In this chapter we have demonstrated that significant changes in ecosystem function occur as forests develop, even in stands composed of a single species. Four idealized stages in stand structure, which relate to changes in function, can be identified: initiation, stem exclusion, understory reinitiation, and old-growth. A unifying principle derived from analysis of stand development is that the total canopy LAI remains relatively stable in a given environment while the overstory LAI varies. Another scaling principle emerges from the recognition that species may be classified into broad functional groups, and that ecosystem operation may not be adversely affected until most, if not all, of the representatives of a guild are lost from the system. Because animals play such an important role at the initiation stage of forests, studies of their population dynamics might beneficially be concentrated on this stage to identify potentially dangerous trends in local extinction of plants and animals. On the longer term, changes in the regional flora and fauna must also be incorporated in the analyses.

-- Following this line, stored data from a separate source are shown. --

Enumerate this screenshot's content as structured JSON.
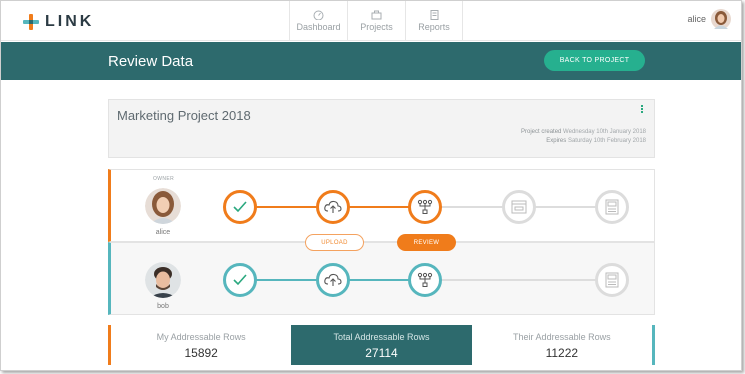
{
  "app": {
    "logo_text": "LINK"
  },
  "nav": {
    "tabs": [
      {
        "label": "Dashboard",
        "icon": "dashboard-icon"
      },
      {
        "label": "Projects",
        "icon": "briefcase-icon"
      },
      {
        "label": "Reports",
        "icon": "report-icon"
      }
    ],
    "user_name": "alice"
  },
  "header": {
    "title": "Review Data",
    "back_button": "BACK TO PROJECT"
  },
  "project": {
    "title": "Marketing Project 2018",
    "created_label": "Project created",
    "created_value": "Wednesday 10th January 2018",
    "expires_label": "Expires",
    "expires_value": "Saturday 10th February 2018"
  },
  "workflow": {
    "owner_tag": "OWNER",
    "owner_name": "alice",
    "partner_name": "bob",
    "upload_label": "UPLOAD",
    "review_label": "REVIEW"
  },
  "stats": {
    "mine_label": "My Addressable Rows",
    "mine_value": "15892",
    "total_label": "Total Addressable Rows",
    "total_value": "27114",
    "theirs_label": "Their Addressable Rows",
    "theirs_value": "11222"
  },
  "colors": {
    "accent_orange": "#f07c1b",
    "accent_teal": "#56b6bd",
    "header_teal": "#2d6a6d",
    "button_green": "#26b08f"
  }
}
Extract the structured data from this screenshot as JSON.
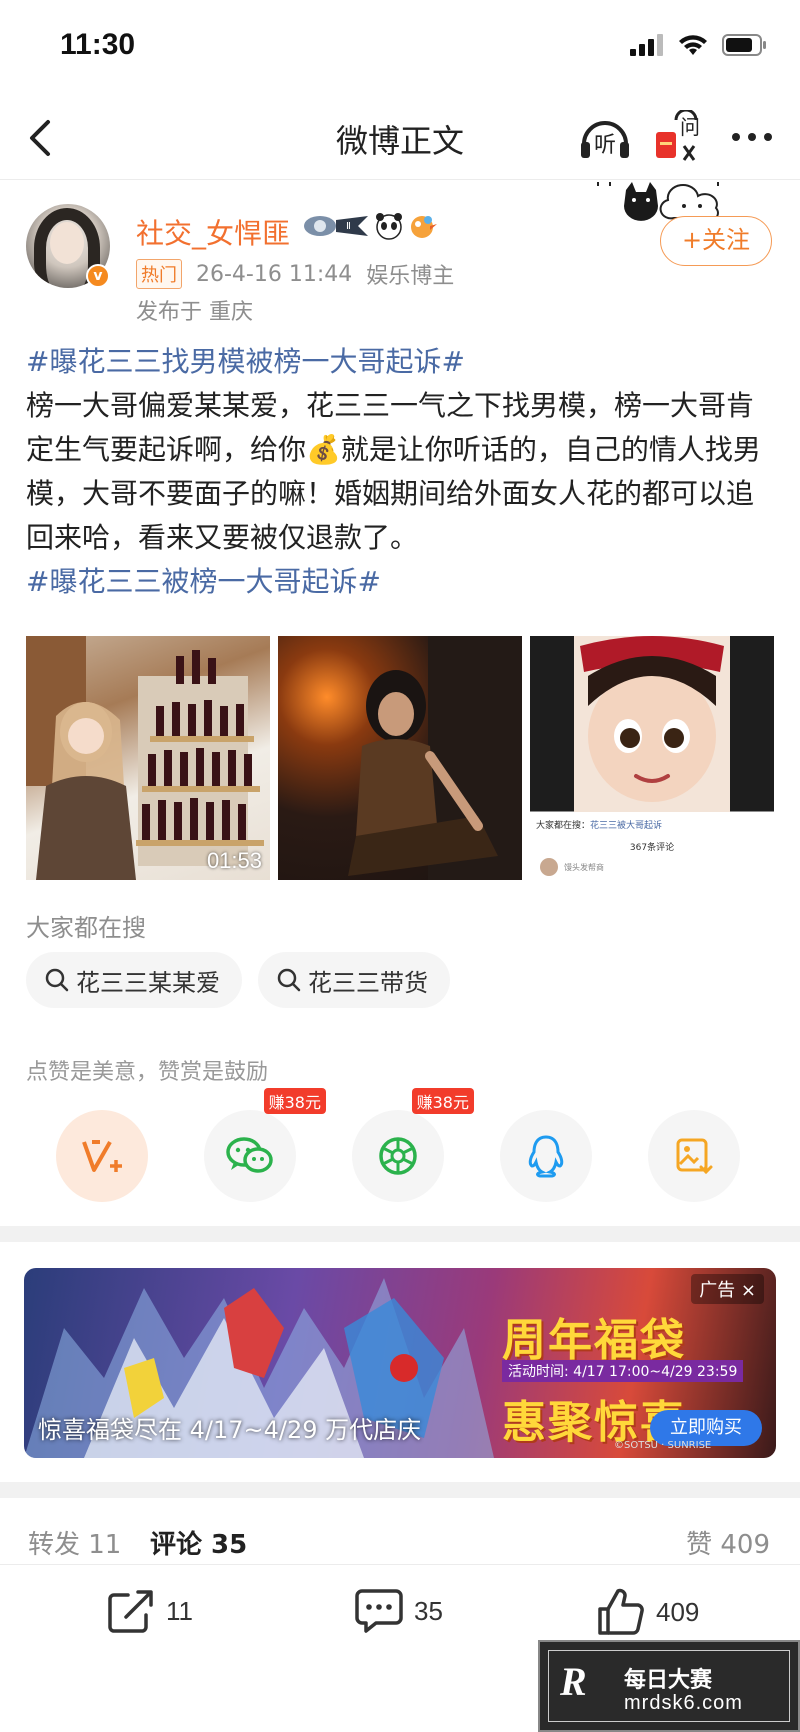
{
  "status_bar": {
    "time": "11:30"
  },
  "nav": {
    "title": "微博正文",
    "listen_label": "听",
    "ask_label": "问"
  },
  "author": {
    "name": "社交_女悍匪",
    "hot_tag": "热门",
    "timestamp": "26-4-16 11:44",
    "title": "娱乐博主",
    "location": "发布于 重庆",
    "follow_label": "+关注"
  },
  "post": {
    "hashtag1": "#曝花三三找男模被榜一大哥起诉#",
    "text_part1": "榜一大哥偏爱某某爱，花三三一气之下找男模，榜一大哥肯定生气要起诉啊，给你",
    "money_emoji": "💰",
    "text_part2": "就是让你听话的，自己的情人找男模，大哥不要面子的嘛！婚姻期间给外面女人花的都可以追回来哈，看来又要被仅退款了。",
    "hashtag2": "#曝花三三被榜一大哥起诉#"
  },
  "media": {
    "video_duration": "01:53",
    "thumb3_search_label": "大家都在搜：",
    "thumb3_search_term": "花三三被大哥起诉",
    "thumb3_comments": "367条评论",
    "thumb3_user": "馒头发帮商"
  },
  "search": {
    "title": "大家都在搜",
    "chips": [
      "花三三某某爱",
      "花三三带货"
    ]
  },
  "praise": {
    "title": "点赞是美意，赞赏是鼓励",
    "earn_badge_wechat": "赚38元",
    "earn_badge_moments": "赚38元"
  },
  "ad": {
    "headline1": "周年福袋",
    "date": "活动时间: 4/17 17:00~4/29 23:59",
    "headline2": "惠聚惊喜",
    "tag": "广告 ×",
    "caption": "惊喜福袋尽在 4/17~4/29 万代店庆",
    "buy_label": "立即购买",
    "copyright": "©SOTSU · SUNRISE"
  },
  "stats": {
    "repost": "转发 11",
    "comment": "评论 35",
    "like": "赞 409"
  },
  "actions": {
    "repost_count": "11",
    "comment_count": "35",
    "like_count": "409"
  },
  "watermark": {
    "logo": "R",
    "line1": "每日大赛",
    "line2": "mrdsk6.com"
  },
  "colors": {
    "brand_orange": "#f07c2a",
    "hashtag_blue": "#4a6aa4",
    "earn_red": "#f23c2b"
  }
}
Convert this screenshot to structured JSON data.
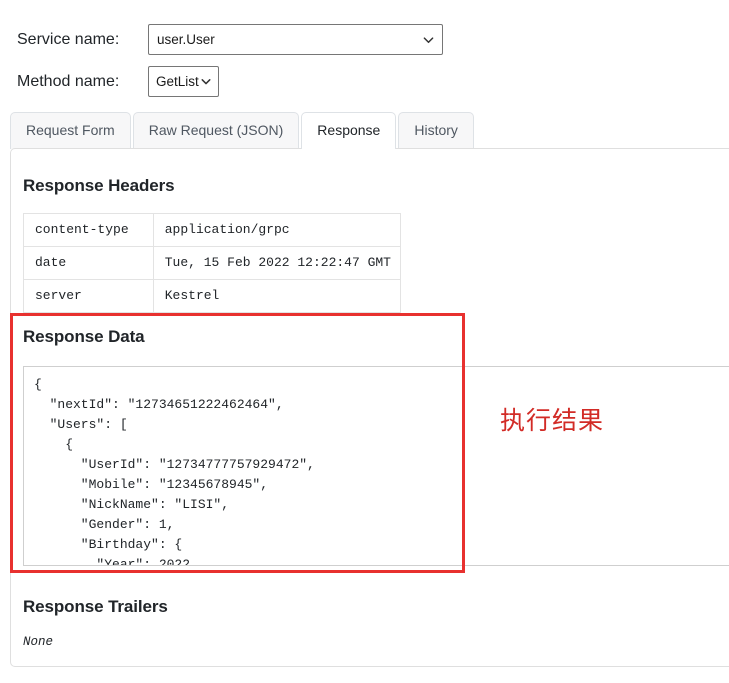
{
  "form": {
    "service_label": "Service name:",
    "service_value": "user.User",
    "method_label": "Method name:",
    "method_value": "GetList"
  },
  "tabs": [
    {
      "label": "Request Form",
      "active": false
    },
    {
      "label": "Raw Request (JSON)",
      "active": false
    },
    {
      "label": "Response",
      "active": true
    },
    {
      "label": "History",
      "active": false
    }
  ],
  "response": {
    "headers_title": "Response Headers",
    "headers": [
      {
        "key": "content-type",
        "value": "application/grpc"
      },
      {
        "key": "date",
        "value": "Tue, 15 Feb 2022 12:22:47 GMT"
      },
      {
        "key": "server",
        "value": "Kestrel"
      }
    ],
    "data_title": "Response Data",
    "data_json": "{\n  \"nextId\": \"12734651222462464\",\n  \"Users\": [\n    {\n      \"UserId\": \"12734777757929472\",\n      \"Mobile\": \"12345678945\",\n      \"NickName\": \"LISI\",\n      \"Gender\": 1,\n      \"Birthday\": {\n        \"Year\": 2022,",
    "trailers_title": "Response Trailers",
    "trailers_value": "None"
  },
  "annotation": {
    "text": "执行结果",
    "color": "#d22b26"
  }
}
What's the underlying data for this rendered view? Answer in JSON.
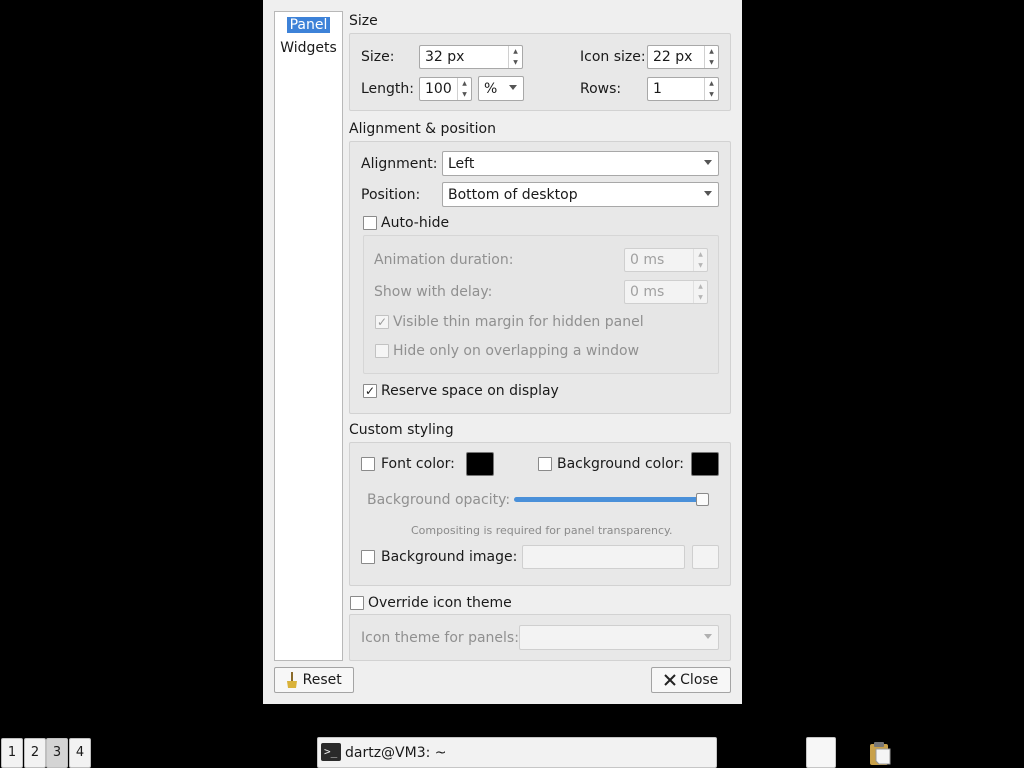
{
  "nav": {
    "items": [
      {
        "label": "Panel",
        "selected": true
      },
      {
        "label": "Widgets",
        "selected": false
      }
    ]
  },
  "size_section": {
    "title": "Size",
    "size_label": "Size:",
    "size_value": "32 px",
    "icon_size_label": "Icon size:",
    "icon_size_value": "22 px",
    "length_label": "Length:",
    "length_value": "100",
    "length_unit": "%",
    "rows_label": "Rows:",
    "rows_value": "1"
  },
  "alignment_section": {
    "title": "Alignment & position",
    "alignment_label": "Alignment:",
    "alignment_value": "Left",
    "position_label": "Position:",
    "position_value": "Bottom of desktop",
    "autohide_label": "Auto-hide",
    "autohide_checked": false,
    "animation_label": "Animation duration:",
    "animation_value": "0 ms",
    "show_delay_label": "Show with delay:",
    "show_delay_value": "0 ms",
    "thin_margin_label": "Visible thin margin for hidden panel",
    "thin_margin_checked": true,
    "overlap_label": "Hide only on overlapping a window",
    "overlap_checked": false,
    "reserve_label": "Reserve space on display",
    "reserve_checked": true
  },
  "styling_section": {
    "title": "Custom styling",
    "font_color_label": "Font color:",
    "font_color_value": "#000000",
    "bg_color_label": "Background color:",
    "bg_color_value": "#000000",
    "opacity_label": "Background opacity:",
    "opacity_fraction": 1.0,
    "compositing_note": "Compositing is required for panel transparency.",
    "bg_image_label": "Background image:",
    "bg_image_value": ""
  },
  "icon_theme_section": {
    "override_label": "Override icon theme",
    "override_checked": false,
    "theme_label": "Icon theme for panels:",
    "theme_value": ""
  },
  "buttons": {
    "reset_label": "Reset",
    "close_label": "Close"
  },
  "taskbar": {
    "desktops": [
      "1",
      "2",
      "3",
      "4"
    ],
    "active_desktop": "3",
    "task_label": "dartz@VM3: ~",
    "task_icon": "terminal-icon",
    "tray_icon": "clipboard-icon"
  },
  "colors": {
    "selection": "#3d82d8",
    "slider": "#4a90d9",
    "dialog_bg": "#efefef"
  }
}
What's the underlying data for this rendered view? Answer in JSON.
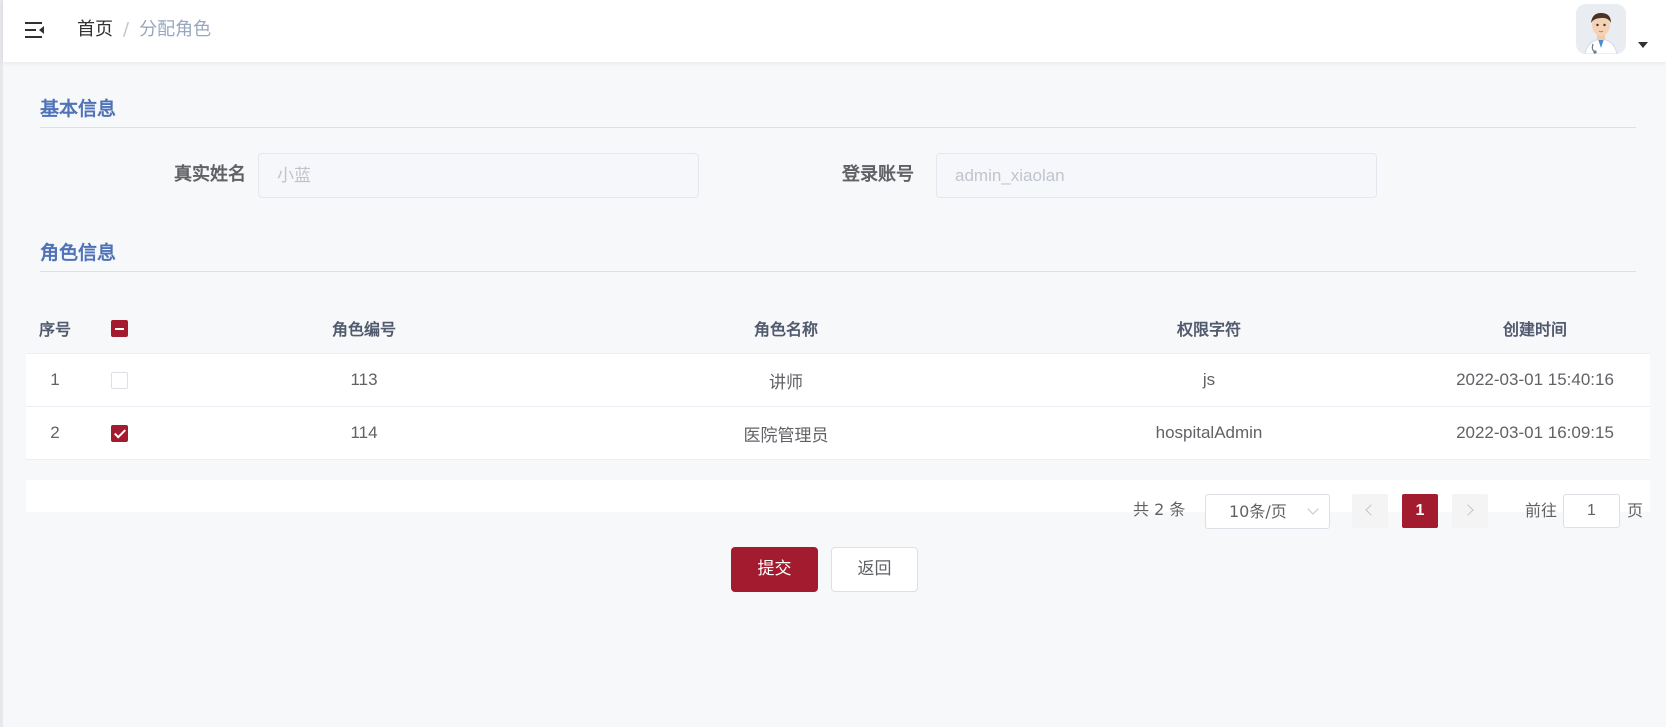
{
  "navbar": {
    "breadcrumb": {
      "home": "首页",
      "separator": "/",
      "current": "分配角色"
    }
  },
  "sections": {
    "basic_info": "基本信息",
    "role_info": "角色信息"
  },
  "form": {
    "real_name_label": "真实姓名",
    "real_name_value": "小蓝",
    "login_account_label": "登录账号",
    "login_account_value": "admin_xiaolan"
  },
  "table": {
    "headers": {
      "index": "序号",
      "role_code": "角色编号",
      "role_name": "角色名称",
      "permission": "权限字符",
      "created": "创建时间"
    },
    "rows": [
      {
        "index": "1",
        "checked": false,
        "role_code": "113",
        "role_name": "讲师",
        "permission": "js",
        "created": "2022-03-01 15:40:16"
      },
      {
        "index": "2",
        "checked": true,
        "role_code": "114",
        "role_name": "医院管理员",
        "permission": "hospitalAdmin",
        "created": "2022-03-01 16:09:15"
      }
    ]
  },
  "pagination": {
    "total": "共 2 条",
    "page_size": "10条/页",
    "current_page": "1",
    "goto_label": "前往",
    "goto_value": "1",
    "page_suffix": "页"
  },
  "actions": {
    "submit": "提交",
    "back": "返回"
  },
  "colors": {
    "accent": "#a31b2e",
    "section_title": "#4f72b8"
  }
}
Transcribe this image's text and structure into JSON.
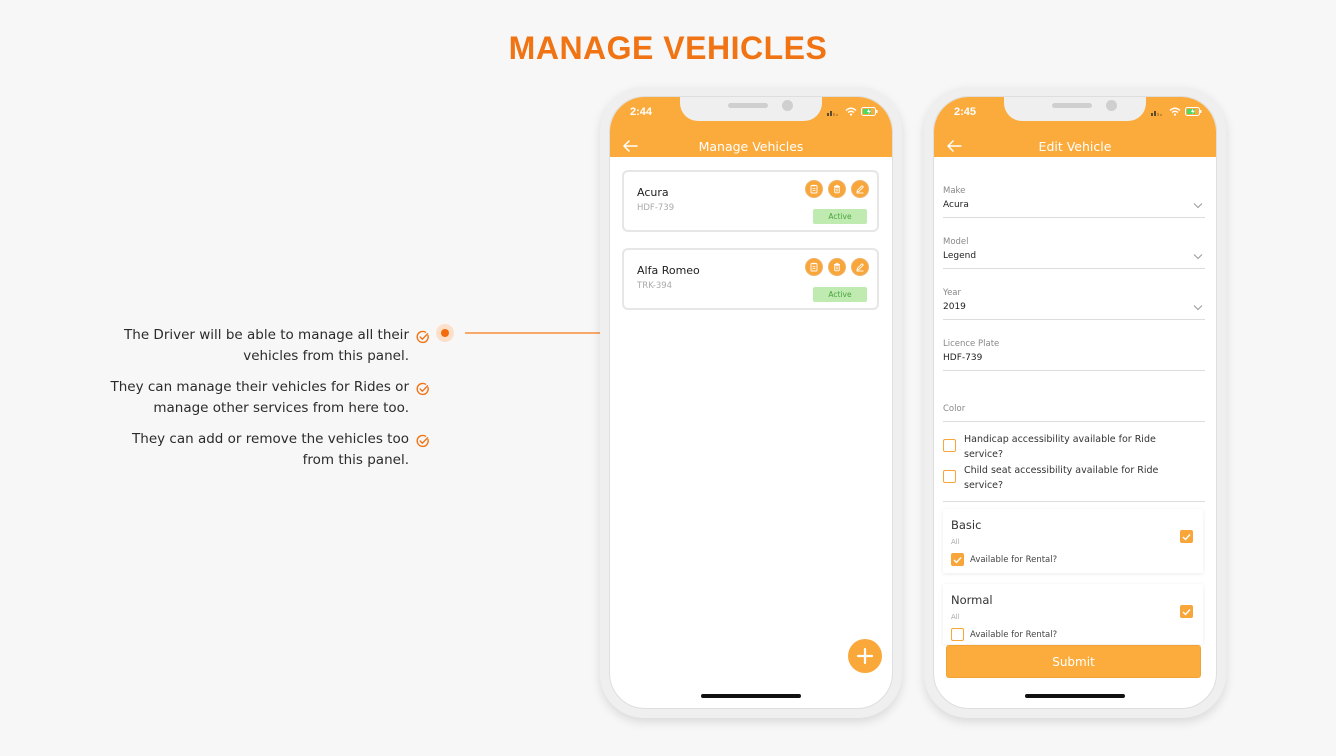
{
  "page": {
    "title": "MANAGE VEHICLES",
    "accent_color": "#f07314",
    "app_color": "#fbab3c"
  },
  "features": [
    {
      "text": "The Driver will be able to manage all their vehicles from this panel.",
      "icon": "check-circle-icon"
    },
    {
      "text": "They can manage their vehicles for Rides or manage other services from here too.",
      "icon": "check-circle-icon"
    },
    {
      "text": "They can add or remove the vehicles too from this panel.",
      "icon": "check-circle-icon"
    }
  ],
  "manage_screen": {
    "status_time": "2:44",
    "title": "Manage Vehicles",
    "back_icon": "arrow-left-icon",
    "vehicles": [
      {
        "name": "Acura",
        "plate": "HDF-739",
        "status": "Active",
        "actions": [
          "documents-icon",
          "trash-icon",
          "edit-icon"
        ]
      },
      {
        "name": "Alfa Romeo",
        "plate": "TRK-394",
        "status": "Active",
        "actions": [
          "documents-icon",
          "trash-icon",
          "edit-icon"
        ]
      }
    ],
    "fab_icon": "plus-icon"
  },
  "edit_screen": {
    "status_time": "2:45",
    "title": "Edit Vehicle",
    "back_icon": "arrow-left-icon",
    "fields": {
      "make": {
        "label": "Make",
        "value": "Acura"
      },
      "model": {
        "label": "Model",
        "value": "Legend"
      },
      "year": {
        "label": "Year",
        "value": "2019"
      },
      "plate": {
        "label": "Licence Plate",
        "value": "HDF-739"
      },
      "color": {
        "label": "Color",
        "value": ""
      }
    },
    "accessibility": [
      {
        "label": "Handicap accessibility available for Ride service?",
        "checked": false
      },
      {
        "label": "Child seat accessibility available for Ride service?",
        "checked": false
      }
    ],
    "services": [
      {
        "name": "Basic",
        "sub": "All",
        "enabled": true,
        "rental_label": "Available for Rental?",
        "rental": true
      },
      {
        "name": "Normal",
        "sub": "All",
        "enabled": true,
        "rental_label": "Available for Rental?",
        "rental": false
      }
    ],
    "submit_label": "Submit"
  }
}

From a historical perspective, a variety of techniques developed in paleobotany, dendrochronology, and pedology provide us with insights into the extent and frequency of changes in forest growth, species composition, soil organic matter dynamics, and atmospheric deposition. These historical interpretations, particularly those gained through isotopic analyses, offer a means of testing and calibrating models more widely than can be accomplished through long-term studies or experiments. Hybrid models able to integrate biogeochemistry and vegetation dynamics offer powerful tools to assess the implications of various forest policies and practices before they are put into operation. Because models provide the only means of evaluating options decades to centuries into the future, they deserve to be constructed with great care and to receive rigorous testing before being presented to decision makers.